LOUISVILLE, Ky. — Anne Braden was a Southern white woman ahead of her time who fought for civil rights for over 50 years. 


What You Need To Know

  • Kentuckians remember Anne Braden, a Louisville-born civil and human rights activist

  • Braden reported for The Louisville Times in her early 20s, which helped drive her toward activism

  • A pivitol moment for Braden was when she was asked to buy the home of a Black family targeted by their neighbors

  • MLK Jr. recognized Braden in his "Letter from a Birmingham Jail"

“She wanted to bring white people together so white people could understand the struggle of Black people,” said Mattie Jones, a longtime civil rights activist based in Louisville, who calls Braden her best friend.

“Her strength. I remember till this day Anne’s strength,” Jones said.

Braden was born in Louisville on July 28, 1924, but she was raised in Alabama in a middle-class Southern family. 

“And although her family wasn’t extreme by the standards of their day in any way, they were completely in line with what most white Southerners thought, you know, that was not her way ever again,” said Cate Fosl, who wrote Braden’s biography “Subversive Southerner” and founded the Anne Braden Institute for Social Justice Research at the University of Louisville.

Fosl said part of what drove Braden toward civil rights activism was when she came to Louisville in her early 20s to report for The Louisville Times.

“And being assigned to cover education and covering the Lyman Johnson suit to desegregate UK, and interviewing Lyman Johnson, and getting to know African-Americans as people,” Fosl said impacted Braden’s views. 

At The Louisville Times, Anne met labor reporter Carl Braden, who she married in 1948. Fosl said there was alchemy to their relationship. 

“He brought more the working class, labor, organized ordinary people fighting poverty consciousness, and she brought a very profound belief that the way to do that was to work on racism,” Fosl explained.

Already actively involved in civil rights for years, a pivotal moment came for the Bradens in 1954 when they were asked to buy a house in Shively, Ky., a newly developed white suburb, on behalf of the Wade family, a Black family.

“It was just something the Braden‘s always thought they should do, that they should assist in that way. It wasn’t a big campaign at all. It was almost something they were doing out of their back pocket, but it quickly became a big deal,” Fosl said.

According to a historical marker on the home’s street, Andrew and Charlotte Wade moved in on May 15, 1954, two days before the Supreme Court decided on Brown v. Board of Education, ruling that racial segregation of children in public schools was unconstitutional. 

Neighbors burned a cross in the yard and six weeks later, the Wade’s house was dynamited. Fosl said the Bradens and five other white people who supported the Wades were arrested and charged with sedition, and Carl’s case went to trial. 

“I mean, it looked like their lives were going to be crushed, so it was no small thing,” Fosl said. 

The charges were eventually dropped, but the experience led Braden to write a memoir about that time titled “The Wall Between.” Fosl said the book unpacks the psychology of Southern white racism.

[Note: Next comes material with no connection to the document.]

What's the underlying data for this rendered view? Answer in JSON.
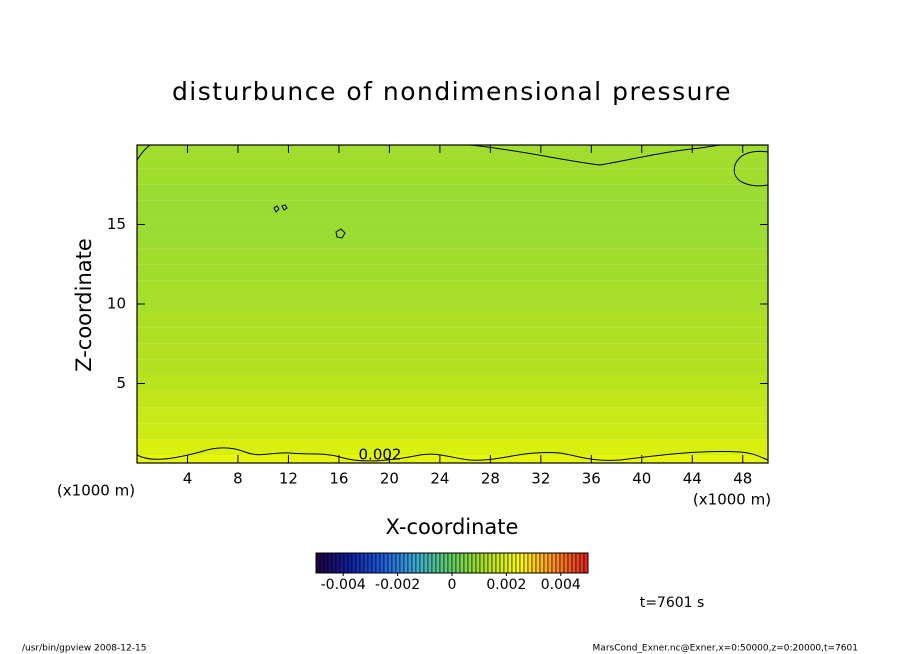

In 1963, when Martin Luther King Jr. wrote his “Letter from a Birmingham Jail” he praised six white writers, stating “Some…have written about our struggle in eloquent and prophetic terms.” One of the six writers named was Braden. 

Fosl said King already knew Braden after she previously gave him a ride to Louisville, where his brother A.D. King was a minister, after a gathering for activists in Tennessee. 

“And they talked, and he later said to Coretta Scott King, his wife, he’s like, ‘I never knew such a white woman existed. I could never imagine someone feeling that way,’” Fosl said.

In the 1970s, Braden co-founded the Kentucky Alliance Against Racist and Political Repression. It’s a social justice organization still active in Louisville today, and it has been very involved in the protests demanding justice for Breonna Taylor. 

Jones said when she became a member of the Kentucky Alliance in the 1970s, she got to know who would become her best friend. 

“And Anne began to take me under her wings, and that taught me an awful lot about working toward a better America,” Jones said. 

In 1990, Braden received the American Civil Liberties Union’s (ACLU) first Roger Baldwin Medal of Liberty. The award is still given today to an organization or individual who demonstrates an exceptional commitment to international human rights advocacy.

Ending racism, war, and poverty is what Braden worked for until she passed away at 81 years old on March 6, 2006. 

Jones said she saw the legacy that Braden leaves behind come to a high point during last year’s protests for Breonna Taylor.

“There we [saw] Black and white and rich, poor together, standing up for what is right. That is the legacy that Anne left behind.”

To learn about the full life Braden led, you can read Fosl’s biography on her, “Subversive Southerner,” or watch the documentary Anne Braden: Southern Patriot.